HONOLULU — The Honolulu Authority for Rapid Transportation board of directors could not muster enough votes Thursday to act on a recommendation to cut ties with the chief executive of the city’s massive rail transit project.
The full board failed to follow the recommendation of the authority’s human resources committee to allow the expiration of its employment contract with CEO and Executive Director Andrew Robbins, who is the city’s highest paid employee.
“We do not have enough votes to pass this,” board Chairman Toby Martyn said Thursday.
Robbins’ three-year contract expires Dec. 31, and the human resources panel recommended replacing him.
Robbins earned $317,000 annually. His contract also granted a $55,000 annual housing allowance and a $7,200-a-year transportation allowance with the possibility of future raises and bonuses.
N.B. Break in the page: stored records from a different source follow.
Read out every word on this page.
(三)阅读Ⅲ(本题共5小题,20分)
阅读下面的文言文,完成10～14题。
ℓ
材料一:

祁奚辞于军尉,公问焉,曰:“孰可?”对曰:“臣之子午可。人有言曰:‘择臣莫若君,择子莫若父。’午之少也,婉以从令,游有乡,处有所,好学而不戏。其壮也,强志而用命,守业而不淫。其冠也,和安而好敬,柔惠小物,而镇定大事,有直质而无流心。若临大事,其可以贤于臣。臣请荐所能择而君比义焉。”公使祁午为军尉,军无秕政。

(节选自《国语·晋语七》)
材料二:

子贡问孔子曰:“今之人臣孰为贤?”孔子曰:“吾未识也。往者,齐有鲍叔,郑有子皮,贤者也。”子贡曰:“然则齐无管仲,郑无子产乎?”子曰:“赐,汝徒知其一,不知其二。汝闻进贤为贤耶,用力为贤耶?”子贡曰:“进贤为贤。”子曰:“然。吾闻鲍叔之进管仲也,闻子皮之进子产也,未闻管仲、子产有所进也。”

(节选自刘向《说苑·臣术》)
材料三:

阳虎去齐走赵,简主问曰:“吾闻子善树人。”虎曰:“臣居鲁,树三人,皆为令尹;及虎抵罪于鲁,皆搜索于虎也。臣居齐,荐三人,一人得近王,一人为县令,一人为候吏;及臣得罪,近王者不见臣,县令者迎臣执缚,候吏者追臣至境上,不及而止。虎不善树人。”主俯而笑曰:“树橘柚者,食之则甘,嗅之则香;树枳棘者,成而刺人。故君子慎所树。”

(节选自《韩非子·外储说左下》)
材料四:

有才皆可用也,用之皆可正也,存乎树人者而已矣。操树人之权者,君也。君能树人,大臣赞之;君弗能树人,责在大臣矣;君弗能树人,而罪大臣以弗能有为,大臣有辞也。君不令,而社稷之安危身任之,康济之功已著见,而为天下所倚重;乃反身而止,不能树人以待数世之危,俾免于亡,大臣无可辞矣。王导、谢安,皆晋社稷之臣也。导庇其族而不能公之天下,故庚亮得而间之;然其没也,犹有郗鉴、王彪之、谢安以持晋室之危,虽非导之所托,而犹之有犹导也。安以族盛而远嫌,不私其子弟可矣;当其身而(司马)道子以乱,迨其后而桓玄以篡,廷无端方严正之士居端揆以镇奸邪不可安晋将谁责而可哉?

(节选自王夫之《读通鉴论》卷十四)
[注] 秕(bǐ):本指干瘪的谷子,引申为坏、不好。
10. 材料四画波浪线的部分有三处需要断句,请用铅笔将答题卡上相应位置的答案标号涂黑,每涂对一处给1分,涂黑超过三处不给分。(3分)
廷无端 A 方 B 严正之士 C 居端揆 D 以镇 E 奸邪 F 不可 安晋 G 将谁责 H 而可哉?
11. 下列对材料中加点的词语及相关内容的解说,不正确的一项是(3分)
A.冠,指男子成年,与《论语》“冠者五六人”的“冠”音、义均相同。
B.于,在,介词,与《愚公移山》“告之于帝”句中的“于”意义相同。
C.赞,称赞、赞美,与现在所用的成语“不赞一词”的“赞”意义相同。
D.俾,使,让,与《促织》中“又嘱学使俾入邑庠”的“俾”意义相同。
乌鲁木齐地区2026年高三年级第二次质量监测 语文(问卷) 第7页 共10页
Robbins, 62, oversaw the authority’s recovery plan and has steered the $9.2 billion transit project toward a projected start of limited service next year.
Honolulu Deputy Corporation Counsel Randall Ishikawa said the board could rehire Robbins on an interim basis.
The board held four closed-door sessions evaluating Robbins between August and September.
Board Vice Chairman Terrence Lee voted in an open session Thursday against the recommendation of the human resources committee and suggested he might be willing to retain Robbins on a month-to-month basis, but not with another 3-year or 5-year contract.
“In terms of Andy’s performance I will readily admit that there’s some decisions that Andy has made that I disagree with,” said Lee, the longest-serving member on the authority’s board.
Despite existing problems, Robbins has done well in “keeping this project on a more stable footing and a more predictable footing than we’ve ever had in the past,” Lee said.
The rail development has experienced a series of delays, including rescheduling the completion date from December to March for the first 10-mile (16-kilometer) segment from East Kapolei to Aloha Stadium.
The final, downtown leg stretching 4 miles (6.4 kilometers) is expected to be the most expensive, and the selection of a private developer has been delayed several times.
Changing leadership now is “probably the worst thing we can do” and would hurt the state’s largest public works project, board member Kika Bukoski said Thursday.
Board member Lynn McCrory, the chair of the committee which recommended against renewing Robbins’ contract, was critical of the delays incurred during his tenure.
“This is not going to get better,” McCrory said. “It’s just crawling along.”